Beim Pflichtspieldebüt von Neo-Trainer Peter Stöger stand Pascal Grünwald im Tor. Ob er oder Heinz Lindner kommende Woche beim Bundesliga-Auftakt die Nummer eins ist, ist aber noch offen. Bei strömendem Regen in Oberwart tat sich die Austria fast eine Spielhälfte lang schwer, entscheidende Akzente zu setzen.

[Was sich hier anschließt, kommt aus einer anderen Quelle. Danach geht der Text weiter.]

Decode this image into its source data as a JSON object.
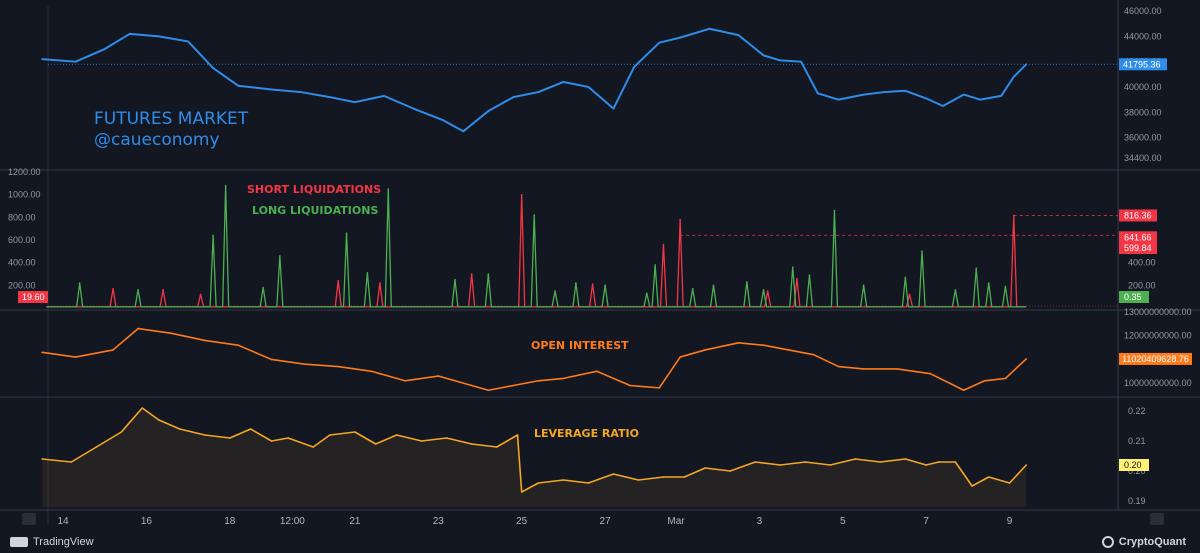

Erst das Führungstor durch Jun nach Querpass von Markus Suttner sorgte für Erleichterung beim 27-fachen Cup-Triumphator. Das 2:0 (58.) war eine Kopie des ersten Tores, nach Hereingabe von Suttner war Jun zur Stelle. Der eingewechselte Stankovic stellte mit einem schönen Volleyschuss aus 16 Metern auf 3:0 (60.) und machte endgültig alles klar. Im Finish traf Seper aus kurzer Distanz zum Ehrentreffer für Oberwart (87.).

Einen 8:1-(5:0)-Kantersieg feierte Bundesliga-Aufsteiger WAC in Wien gegen SC Ostbahn XI. Eine Woche vor dem Oberhaus-Debüt fegten die Kärntner über den Regionalligisten hinweg und zeigten sich gut in Schuss. Mehr Mühe hatte Mattersburg. Der Bundesligist feierte beim Regionalliga-Club DSV Leoben einen 3:1-(1:0)-Sieg, fixierte das Weiterkommen aber erst spät.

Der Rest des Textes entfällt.